Der Dechant aber ahnte den Zusammenhang des hier Vorsichgehenden und schaute ärgerlich und bestürzt darein. Er hatte angenommen, die Abschrift rühre von niemand anders als von einem Mönche des Klosters Gröningen her, der ihren Inhalt den mündlichen Mitteilungen eines zufällig Eingeweihten verdankte, dessen Namen man dem Domkapitel nicht genannt hatte. Nun bereute er, die Papiere aus der Hand gegeben und damit den arglistigen Trug enthüllt zu haben.
Es ward eine lange, unheimliche Stille, bis der Torwart eintrat.
»Goswig,« befahl der Graf, »die Zugbrücke hoch! kein Mensch kommt aus der Burg hinaus ohne meine ausdrückliche Erlaubnis!«
Goswig verbeugte sich und verschwand.
Darauf wandte sich der Graf zum Kapitular: »Der Famulus des Ritters ist in Eurem Auftrage bestochen worden und hat Euch diese Auszüge verräterischerweise angefertigt und ausgeliefert; es ist seine Handschrift.

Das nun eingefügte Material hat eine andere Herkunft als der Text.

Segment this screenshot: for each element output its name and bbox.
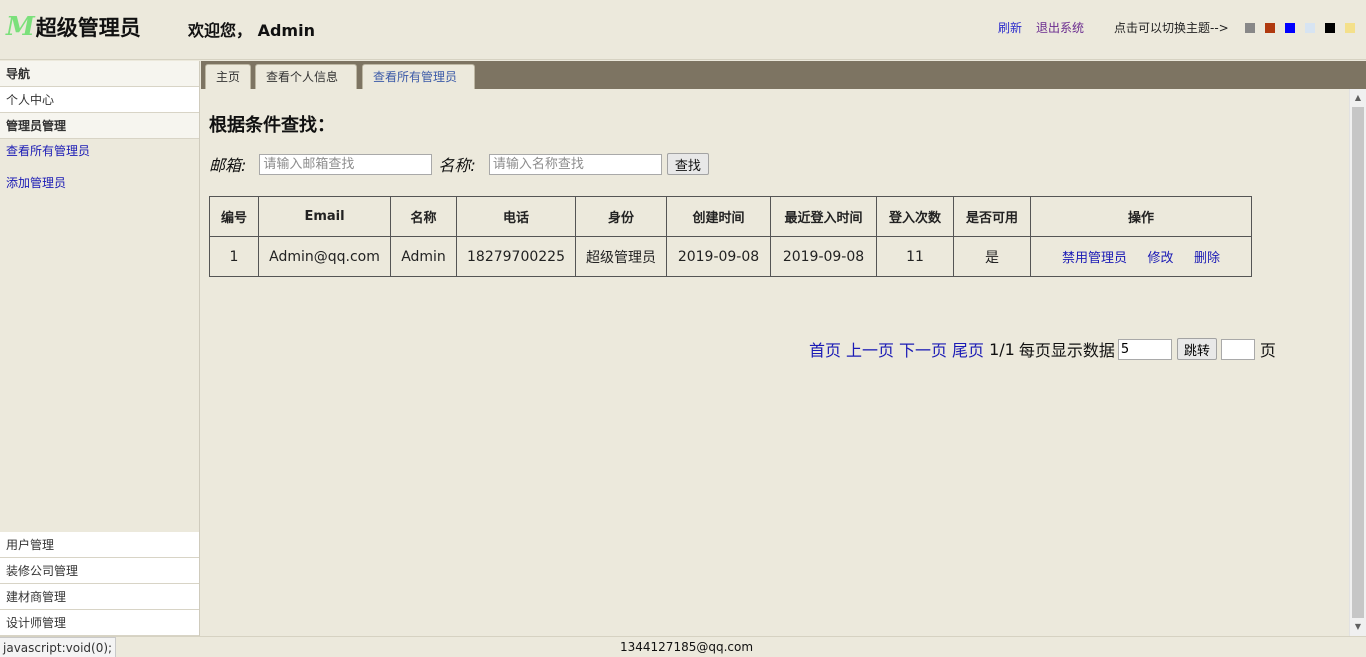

Er wird es zu büßen haben; mit Euch, Herr Domdechant, verhandle ich nicht mehr; Ihr kämpft nicht mit ehrlichen Waffen.«
Zornbebend erhob sich der Dechant. Aber mit erzwungener Ruhe sprach er: »Dann habe ich nur noch die Frage an den Ritter von Repgow zu richten, ob er widerrufen und die ketzerischen Bestimmungen in seinem Buche ändern und tilgen will.«
»Nicht ein Wort!« erklärte Eike.
»So wird der hochwürdigste Bischof nicht umhinkönnen, den großen Kirchenbann über Euch zu verhängen,« entgegnete streng und finster blickend Herr Anno von Drondorf.